Like many of you, I struggle with body image. For me it’s been going on for a long time. I had a brief respite while living abroad, as my personality seemed more important to my new friends. They didn’t care about my height, weight or what color I decided to dye my hair. They accepted me, welcomed me, and I finally fit in. If any of you happen to be reading (yes, we’re still friends, thanks to air mail and now the internet) thank you from the bottom of my heart. You make me feel incredibly gorgeous!
During my childhood, people (aka peers) would look at me and comment on how pale, short, unstylish and freckled I looked. They made rude comments, and yes, the little things hurt. I was left out from the parties, the social scene and generally looked upon as the outcast. But no pity party here. Eventually, I stopped caring about them, and found my own place. God bless the punk/alternative scene. That, and my artistic, creative side saved me. I didn’t perceive myself as pretty or any other type of attractive, nor did I think I would ever, until now. And even this is tough.
I realized (OK, admitted) quite late in the game, that beauty is socially created. Who dictates what makes a person beautiful? It should be about feeling beautiful in your own skin. It’s about attaining a certain comfort level, and accepting that different is OK. So when you see me with my Doc Martens tromping through Boca, smile and say hi. I’m good. And I will probably tell you how beautiful you are too.
Now dear readers, I want to share some important truths that I learned to help us all feel better in our own skins, even with all of our “imperfections.”
Beauty is socially constructed: This is a huge aha moment. While we may not be considered as good looking in our own country, in some other part of the world we may be perceived as a beautiful person. In some countries, (a clue to those who know me) things like height, complexion, hair color, facial features, and body shape—things we might see as “imperfections” are considered attractive traits. I know where I have to go, and it sits deep within, and I know, I am beautiful.
True beauty comes from within: Cliché, but actually true. No matter how attractive a person’s face, sad or angry faces are never pretty. Behaving with disrespect to others, or acting egotistically, arrogantly, or just plain rude, no matter how beautiful the façade, people will not want to spend much time around the narcissistic and negative person. A simple smile can bring radiance and beauty to every single face. Personality plays a very large part in attraction.
Self-care is the road to self-love: Nourish your body with good food, practice clean eating, clean living. Engage in some type of physical activity that you enjoy, and you will feel better in your own skin. You’ll also learn to love and respect yourself in the long run. Be grateful for your body, which houses your amazing self in this lifetime. Think of all you can do with it- dance, swim, run, move, hug your loved ones, smile, eat, write, paint, cook, kiss, and so much more! Stop focusing on the color your eyes, and focus on how fortunate you are to be able to see. Don’t dwell on how skinny, short, or fat you are, but on how blessed and privileged you are to be able to move freely, and think clearly. Some are not so lucky.
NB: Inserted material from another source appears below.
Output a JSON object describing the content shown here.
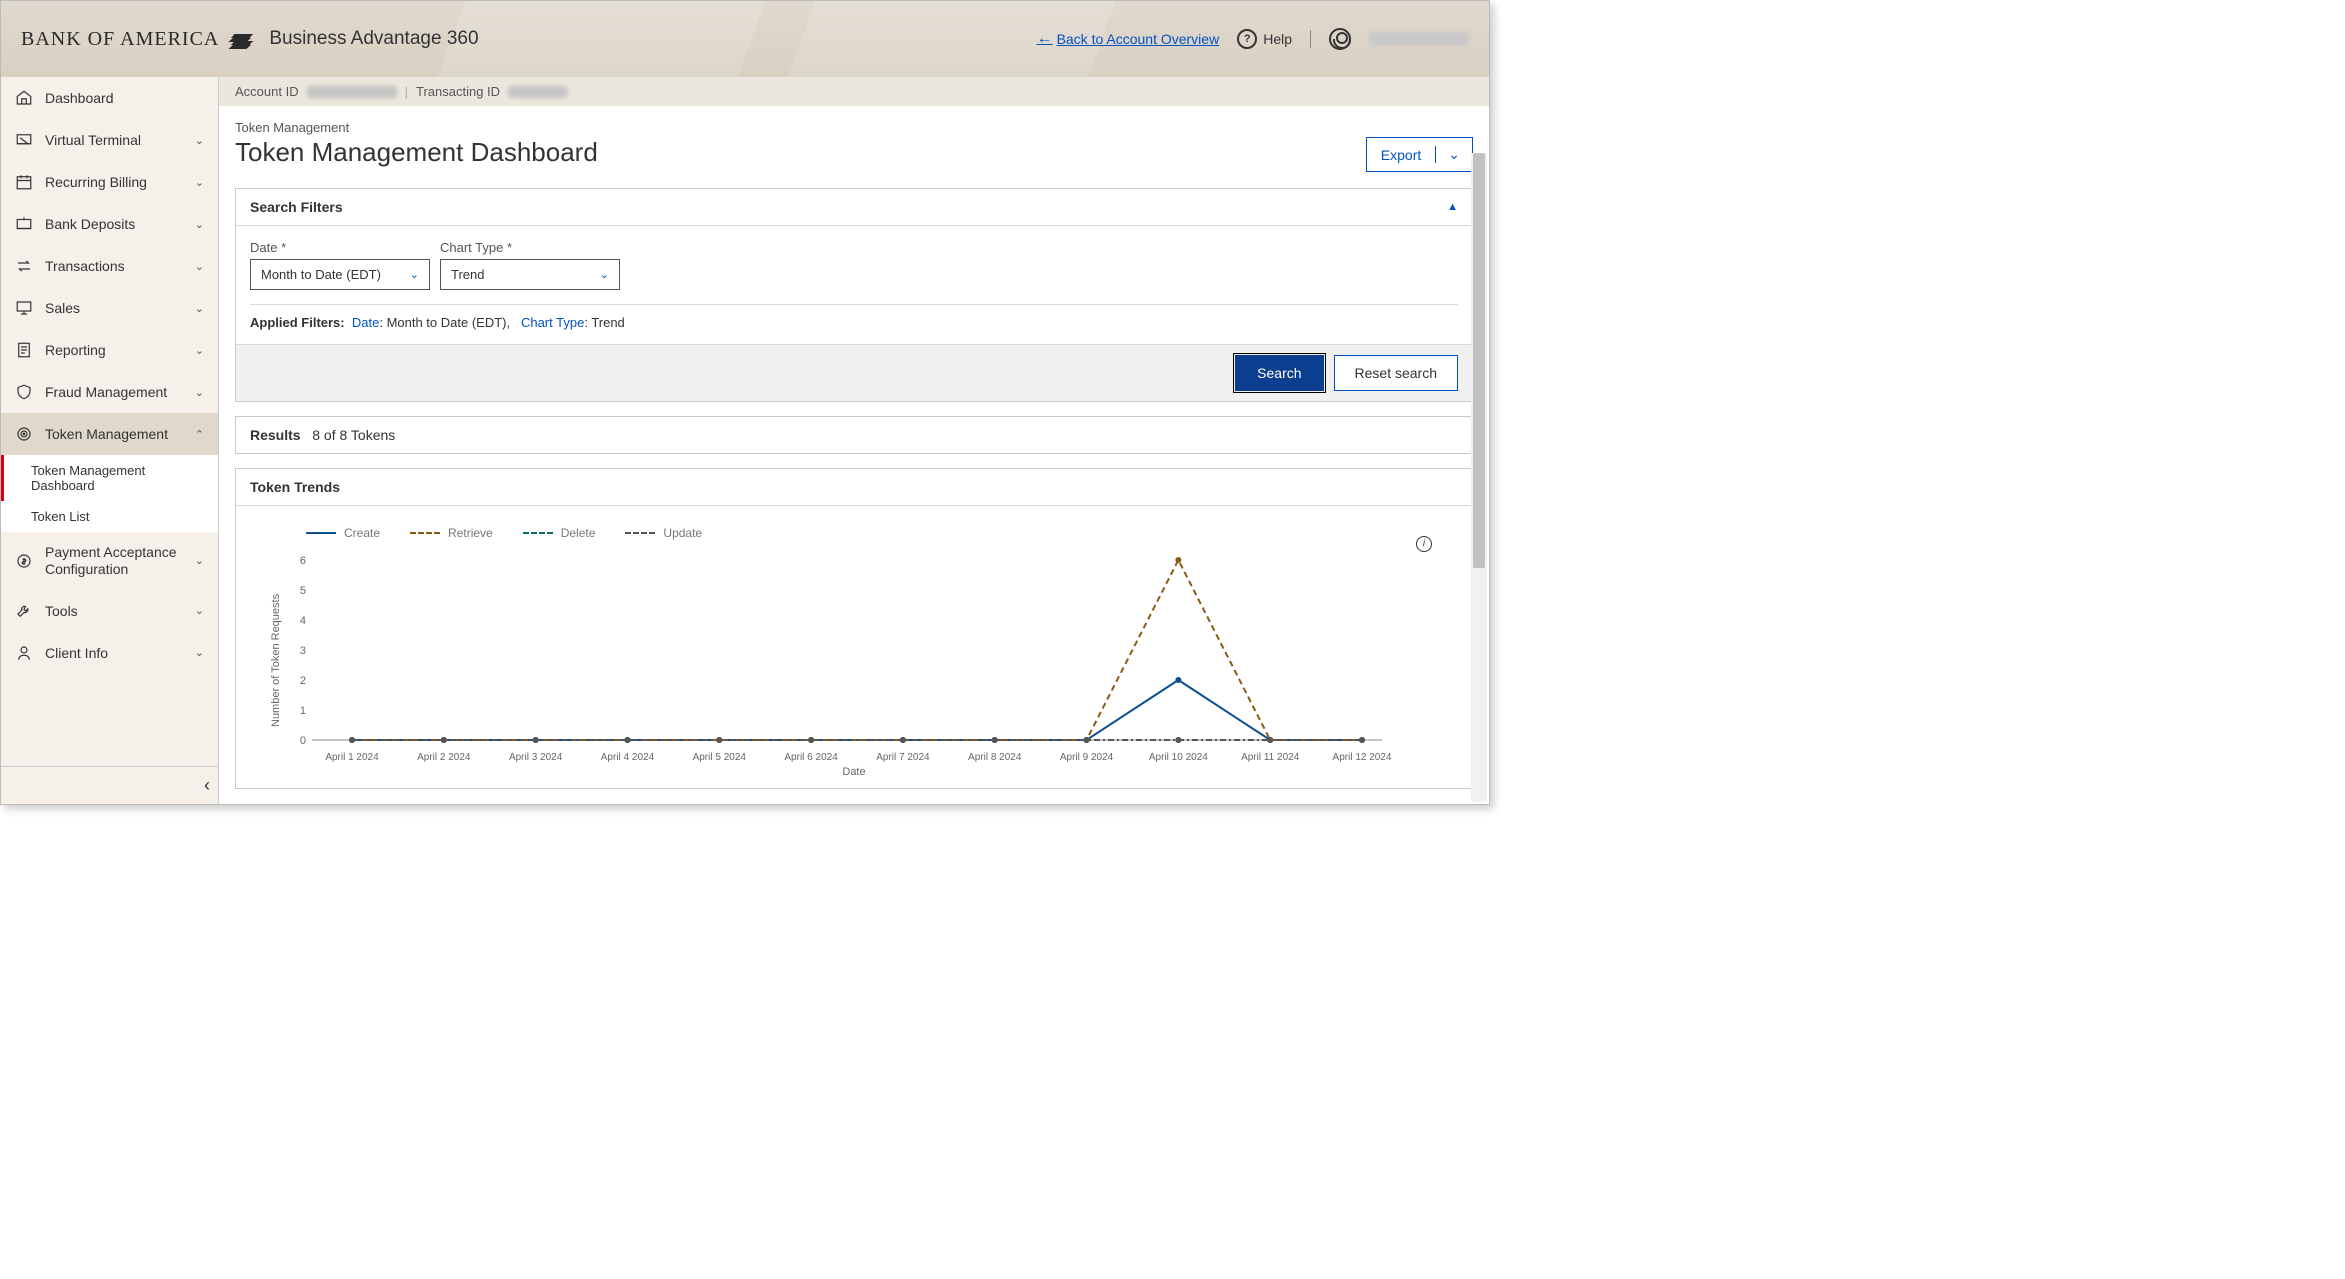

Stop the negative self-talk: Just stop. Replace those negative, ugly thoughts with positive ones. You will only crush your self-esteem and feel insecure and less worthy. And that is not acceptable. Stop repeating the same old negative story over and over in your head. Love yourself, with all of your imperfections. They make you unique, and nobody wants to be a carbon copy Barbie doll anyway.
The beginning is going to be a killer, trust me, I’ve been there. Sometimes I still wage war with the negativity in my mind. But I know, like you – admit it, is that the first step to letting go of the negative self-talk is to notice when these thoughts pop up. Once you are aware, it’s easy to head them off at the pass and replace them with more positive thoughts. Focus on what you love about ourselves that has nothing to do with appearance. Me, I love that I can write, especially my poetry. (Sorry, no shares here…yet.)
Confidence can be more attractive than good looks: Imagine that you meet two people: The first is someone very attractive, but also very insecure. They feel unworthy and need validation and compliments from you constantly. The second is someone average looking but communicative, funny, and brave. They are secure with themselves and feel confident expressing their thoughts and feelings. Which one would you choose to hang out with? Be honest, not the ‘plastic.’
So, to sum it all up for you, although we can’t really change our appearance, there are many things that within our control that we can do to feel better about ourselves. We can certainly wear clothing that reflects our personality (I am somewhere torn between hippie chick and goth girl) and makes us feel more confident. Heaven knows when I am in my DMs I feel like I could conquer the world. We can exercise to improve our body tone, style our hair in a way that we like, nourish our skin, make sure we get enough sleep and drink plenty of water, decide to eat healthier, etc. I’m sure you get the gist. And once we do these things for ourselves, we begin to feel good and comfy in our own skin. We may even like ourselves, just a tad. I promise, other people will start seeing how beautiful you are too.